井上治代 最終講義 2016年1月22日
タイトル 「世代間(親子)関係の変容―墓からのアプローチ」
場所:東洋大学朝霞校舎 講314番教室
退職年月日:退職年月日 2016年3月31日
専門分野:社会学
仰々しい最終講義をするかしないか迷ったすえ、時間割の中で本当に最後の授業をそれに位置づけようと考えた。それが「世代論」の授業だった。一方私は社会学を専攻し、自分の研究の成果を社会還元する場をもって生きたいと思って来た。その具現化したものが、『桜葬』墓地を核として展開している認定NPO法人エンディングセンターという組織とその活動である。このことも「世代論」(墓の世代的継承という)視角から切り込んでみようと考えた。かくして世代論の授業としての内容に加え、自分のライフワーク的な研究の一端を盛り込む授業になった。
大学人としての私には、異質な二つの社会・文化集団の境界に位置するが、いずれにも完全に帰属できない「マージナルマンmarginal man」という言葉が想い浮かんでいた。そういった私だからこそ、学科を超え学年を超えて語り合えた学生たちがいた。

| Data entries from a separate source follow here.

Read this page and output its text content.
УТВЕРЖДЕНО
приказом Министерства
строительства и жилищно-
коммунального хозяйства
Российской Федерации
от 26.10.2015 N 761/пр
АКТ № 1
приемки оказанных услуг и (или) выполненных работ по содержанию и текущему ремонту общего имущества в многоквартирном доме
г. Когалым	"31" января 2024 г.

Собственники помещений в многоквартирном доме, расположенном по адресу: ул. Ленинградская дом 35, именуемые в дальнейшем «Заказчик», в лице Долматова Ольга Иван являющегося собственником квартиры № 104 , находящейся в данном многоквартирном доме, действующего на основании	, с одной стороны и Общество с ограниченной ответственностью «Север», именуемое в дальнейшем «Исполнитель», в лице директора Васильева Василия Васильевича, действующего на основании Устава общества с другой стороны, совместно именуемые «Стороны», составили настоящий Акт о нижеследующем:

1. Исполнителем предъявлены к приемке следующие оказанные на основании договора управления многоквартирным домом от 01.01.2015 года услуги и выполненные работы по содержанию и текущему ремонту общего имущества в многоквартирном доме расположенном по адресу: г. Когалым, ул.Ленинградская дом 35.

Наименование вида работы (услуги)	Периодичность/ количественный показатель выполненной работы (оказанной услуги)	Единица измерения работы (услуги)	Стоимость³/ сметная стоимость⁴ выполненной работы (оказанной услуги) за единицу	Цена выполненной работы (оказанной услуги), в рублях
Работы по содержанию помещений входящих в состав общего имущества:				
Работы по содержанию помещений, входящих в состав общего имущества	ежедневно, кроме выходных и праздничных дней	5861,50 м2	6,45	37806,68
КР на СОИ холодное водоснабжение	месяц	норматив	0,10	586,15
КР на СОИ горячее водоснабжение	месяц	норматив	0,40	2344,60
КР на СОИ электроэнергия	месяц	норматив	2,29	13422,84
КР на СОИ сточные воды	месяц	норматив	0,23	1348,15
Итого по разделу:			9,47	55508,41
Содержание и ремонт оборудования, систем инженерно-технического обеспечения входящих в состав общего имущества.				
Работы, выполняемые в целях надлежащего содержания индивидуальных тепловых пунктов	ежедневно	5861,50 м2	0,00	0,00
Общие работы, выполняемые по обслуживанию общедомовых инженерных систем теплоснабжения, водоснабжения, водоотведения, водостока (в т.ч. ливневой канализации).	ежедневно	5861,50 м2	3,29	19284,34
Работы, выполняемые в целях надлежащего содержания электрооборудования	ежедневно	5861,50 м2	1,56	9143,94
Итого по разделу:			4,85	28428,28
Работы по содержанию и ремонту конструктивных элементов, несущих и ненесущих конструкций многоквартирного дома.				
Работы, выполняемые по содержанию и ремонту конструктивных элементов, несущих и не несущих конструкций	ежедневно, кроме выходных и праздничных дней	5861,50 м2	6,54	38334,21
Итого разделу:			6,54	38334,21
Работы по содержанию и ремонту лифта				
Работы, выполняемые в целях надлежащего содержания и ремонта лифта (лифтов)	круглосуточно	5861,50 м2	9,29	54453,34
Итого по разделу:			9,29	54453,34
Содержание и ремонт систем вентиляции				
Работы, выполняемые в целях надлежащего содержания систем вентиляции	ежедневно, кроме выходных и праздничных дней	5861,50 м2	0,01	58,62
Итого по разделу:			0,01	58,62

最終講義には学部の学生、大学院の学生、そして市民団体の会員の人たちが駆けつけてくれた。
★最終講義 原稿は下記からダウンロードできます。
プロフール
東京都出身、社会学博士。
執筆・評論活動や尊厳ある死と葬送をめざした市民団体で活動する一方で1992年から非常勤講師として文教大学女子短期大学部、日本大学、日本女子大学、新潟大学、富山大学ほかで「女性学」「ジェンダー論」を教える。2005年東洋大学ライフデザイン学部助教授に就任。2010年同教授。
現在、認定NPO法人エンディングセンター理事長、東洋大学東洋学研究所客員研究員。退職後も大学院や学部で「生死の社会学」「いのちの教育」「ジェンダー論」等を教える。
自著に『最期まで自分らしく』『墓をめぐる家族論』『新・遺言ノート』『墓と家族の変容』『子の世話にならずに死にたい』『より良く死ぬ日のために』他多数。